ただし、未登記だと建物面積などの詳しい情報が役所に伝わっていないこともあるため、実際の価値と違った評価になることがあります。高く評価されすぎたり、逆に低く見られたりすることもあるのです。
固定資産税の通知が届いていても、それは登記が完了しているという意味ではありません。税金の手続きと登記の手続きはまったく別物なので、両方をきちんと進めることが大切です。
建て替えるにはどうすればいい?
未登記の建物を建て替えるには、まず古い建物を取り壊して、解体証明書をもらう必要があります。その後、新しい建物を建てるために建築確認申請を行いますが、ここで問題になるのが登記です。
登記がされていないままだと、こうした手続きがスムーズに進まないことがあります。特に、建て替えに合わせてローンを組もうとする場合は、登記がされていないと金融機関の審査に通らないことも。
家を建て直す前には、まず今の状況をしっかり確認して、必要があれば先に登記を済ませておくと安心です。そうすることで、建て替えの計画もスムーズに進みやすくなります。
古い建物は登記できない?
古い建物でも、建物の形や構造がはっきりしていれば、登記は基本的に可能です。ただし、昔の建物では、建築時の書類や図面が残っていないことも少なくありません。その場合は、土地家屋調査士が現地で調査を行い、状況に応じては確定測量が必要になることもあります。確定測量には50万〜100万円程度かかることもあり、土地の形状が複雑なほど登記にかかる費用負担が大きくなります。
建物が古いという理由だけで登記ができないということはありませんが、手続きが少し複雑になることがあります。スムーズに進めるためにも、専門家のサポートを受けながら進めるのがおすすめです。
また、建物が現在の耐震基準や建築基準に合っているかも、あわせて確認しておくと安心です。
まとめ|未登記建物は放置せず、早めに対処を
未登記の建物は、現在は特に困っていなくても、将来になって大きな問題につながる可能性があります。相続や売却の場面では「誰の建物なのか」を書類で証明できず、話が進まないこともありますし、買い手や金融機関からの信頼を得られずに取引が止まってしまうケースも少なくありません。

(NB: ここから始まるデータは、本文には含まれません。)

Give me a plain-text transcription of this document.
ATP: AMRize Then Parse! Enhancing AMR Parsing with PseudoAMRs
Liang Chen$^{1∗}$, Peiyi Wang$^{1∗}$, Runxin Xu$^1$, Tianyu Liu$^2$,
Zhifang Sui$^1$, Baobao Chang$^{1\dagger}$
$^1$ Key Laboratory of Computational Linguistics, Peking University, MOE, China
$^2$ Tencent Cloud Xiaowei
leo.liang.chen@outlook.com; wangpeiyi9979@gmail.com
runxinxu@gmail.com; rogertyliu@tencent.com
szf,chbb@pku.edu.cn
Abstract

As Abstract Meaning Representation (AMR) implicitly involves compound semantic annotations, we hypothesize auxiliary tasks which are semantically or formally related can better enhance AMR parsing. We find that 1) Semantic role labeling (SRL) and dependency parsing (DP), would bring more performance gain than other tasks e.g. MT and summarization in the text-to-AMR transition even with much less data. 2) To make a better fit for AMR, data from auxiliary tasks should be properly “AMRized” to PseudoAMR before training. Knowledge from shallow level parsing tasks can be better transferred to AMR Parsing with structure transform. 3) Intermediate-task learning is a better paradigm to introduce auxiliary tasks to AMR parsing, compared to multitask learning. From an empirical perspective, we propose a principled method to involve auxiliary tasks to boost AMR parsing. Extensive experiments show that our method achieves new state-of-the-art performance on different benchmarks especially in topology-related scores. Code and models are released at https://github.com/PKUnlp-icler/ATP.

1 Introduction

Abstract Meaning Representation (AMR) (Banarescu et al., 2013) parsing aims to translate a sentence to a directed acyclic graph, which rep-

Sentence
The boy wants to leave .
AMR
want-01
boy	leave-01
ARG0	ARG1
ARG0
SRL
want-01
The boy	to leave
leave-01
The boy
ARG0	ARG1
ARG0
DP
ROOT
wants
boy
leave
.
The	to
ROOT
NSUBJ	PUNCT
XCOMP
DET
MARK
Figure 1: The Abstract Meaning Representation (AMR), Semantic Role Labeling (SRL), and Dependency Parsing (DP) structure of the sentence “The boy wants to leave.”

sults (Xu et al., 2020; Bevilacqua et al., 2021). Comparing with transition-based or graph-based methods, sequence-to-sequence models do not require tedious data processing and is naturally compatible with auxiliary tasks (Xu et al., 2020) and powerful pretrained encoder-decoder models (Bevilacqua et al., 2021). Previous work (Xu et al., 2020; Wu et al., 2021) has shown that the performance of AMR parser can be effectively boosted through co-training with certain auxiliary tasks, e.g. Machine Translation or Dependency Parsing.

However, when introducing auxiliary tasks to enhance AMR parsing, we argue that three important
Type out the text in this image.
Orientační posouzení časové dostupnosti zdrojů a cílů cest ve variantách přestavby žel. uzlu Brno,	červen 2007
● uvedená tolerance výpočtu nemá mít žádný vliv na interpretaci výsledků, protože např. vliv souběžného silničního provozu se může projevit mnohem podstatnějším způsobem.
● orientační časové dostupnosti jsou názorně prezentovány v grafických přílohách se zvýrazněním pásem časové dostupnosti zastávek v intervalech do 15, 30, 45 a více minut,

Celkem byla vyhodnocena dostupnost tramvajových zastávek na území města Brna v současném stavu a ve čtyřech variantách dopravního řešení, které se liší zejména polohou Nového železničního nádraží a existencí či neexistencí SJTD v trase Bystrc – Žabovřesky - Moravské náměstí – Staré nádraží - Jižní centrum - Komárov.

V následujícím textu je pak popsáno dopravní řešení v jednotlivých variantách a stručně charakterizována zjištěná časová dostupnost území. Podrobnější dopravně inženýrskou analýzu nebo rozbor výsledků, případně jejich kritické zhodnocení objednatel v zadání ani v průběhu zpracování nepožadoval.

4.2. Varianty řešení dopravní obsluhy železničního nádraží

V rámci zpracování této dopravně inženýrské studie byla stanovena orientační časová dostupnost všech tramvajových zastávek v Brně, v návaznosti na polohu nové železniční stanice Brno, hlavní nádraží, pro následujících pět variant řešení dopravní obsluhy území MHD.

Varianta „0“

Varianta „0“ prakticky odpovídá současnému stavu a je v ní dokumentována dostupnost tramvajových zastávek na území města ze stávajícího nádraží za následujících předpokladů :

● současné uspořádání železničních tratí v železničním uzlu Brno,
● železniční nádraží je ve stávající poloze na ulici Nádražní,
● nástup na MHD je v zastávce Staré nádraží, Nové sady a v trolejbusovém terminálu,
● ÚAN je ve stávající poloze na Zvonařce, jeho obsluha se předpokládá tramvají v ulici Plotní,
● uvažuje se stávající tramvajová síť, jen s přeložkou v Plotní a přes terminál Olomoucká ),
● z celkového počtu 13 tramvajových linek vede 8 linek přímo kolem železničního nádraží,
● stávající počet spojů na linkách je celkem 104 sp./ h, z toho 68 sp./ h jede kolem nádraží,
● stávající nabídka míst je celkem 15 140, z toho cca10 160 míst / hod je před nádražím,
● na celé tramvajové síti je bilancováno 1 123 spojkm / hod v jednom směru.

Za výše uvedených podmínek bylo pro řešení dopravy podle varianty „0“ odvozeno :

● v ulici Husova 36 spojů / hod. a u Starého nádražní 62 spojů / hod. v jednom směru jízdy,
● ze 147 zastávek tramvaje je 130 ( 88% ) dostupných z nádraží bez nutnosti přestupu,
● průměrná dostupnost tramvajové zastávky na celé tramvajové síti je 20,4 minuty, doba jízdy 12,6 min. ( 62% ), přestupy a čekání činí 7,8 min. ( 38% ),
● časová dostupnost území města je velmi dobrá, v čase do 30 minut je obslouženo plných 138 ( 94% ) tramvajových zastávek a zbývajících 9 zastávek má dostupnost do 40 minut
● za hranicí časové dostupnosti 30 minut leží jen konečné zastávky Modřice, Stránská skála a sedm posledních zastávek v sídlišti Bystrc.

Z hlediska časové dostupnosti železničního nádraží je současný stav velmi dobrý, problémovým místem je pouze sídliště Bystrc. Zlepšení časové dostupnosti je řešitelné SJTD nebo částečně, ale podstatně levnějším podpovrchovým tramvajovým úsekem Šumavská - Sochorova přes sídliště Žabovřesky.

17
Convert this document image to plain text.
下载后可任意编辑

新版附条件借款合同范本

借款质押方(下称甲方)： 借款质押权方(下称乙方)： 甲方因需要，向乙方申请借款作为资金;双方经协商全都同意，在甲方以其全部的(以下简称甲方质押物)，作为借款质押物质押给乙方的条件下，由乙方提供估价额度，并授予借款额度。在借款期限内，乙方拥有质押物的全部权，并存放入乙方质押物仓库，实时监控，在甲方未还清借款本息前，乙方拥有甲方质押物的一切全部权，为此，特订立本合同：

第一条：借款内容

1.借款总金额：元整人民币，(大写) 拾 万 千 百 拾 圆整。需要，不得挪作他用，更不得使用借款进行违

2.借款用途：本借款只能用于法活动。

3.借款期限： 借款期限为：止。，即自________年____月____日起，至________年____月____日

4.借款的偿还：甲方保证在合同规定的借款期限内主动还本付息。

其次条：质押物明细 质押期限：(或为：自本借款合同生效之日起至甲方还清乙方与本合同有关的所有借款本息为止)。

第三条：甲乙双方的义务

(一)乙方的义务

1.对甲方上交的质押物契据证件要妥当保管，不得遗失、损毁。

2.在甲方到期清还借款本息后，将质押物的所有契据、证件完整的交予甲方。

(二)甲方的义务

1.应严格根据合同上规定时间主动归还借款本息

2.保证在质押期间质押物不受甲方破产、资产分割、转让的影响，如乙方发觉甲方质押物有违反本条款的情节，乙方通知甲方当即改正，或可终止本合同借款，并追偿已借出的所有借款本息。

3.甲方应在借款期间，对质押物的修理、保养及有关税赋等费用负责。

また、未登記のままだと建て替えや融資の際にも支障が出やすく、せっかくの資産をうまく活用できなくなる恐れがあります。固定資産税の通知が届いていても、それは登記とは別の話。法務局での登記手続きをしっかり済ませておくことが、法的にも実務的にも大切な一歩です。
こうしたリスクを防ぐためにも、未登記の建物は早めに現状を確認し、必要に応じて登記を行うことが大切です。手続きが複雑そうに感じるかもしれませんが、専門家に相談すれば、スムーズに進められます。
将来の安心と財産を守るためにも、今のうちから対策をしておきましょう。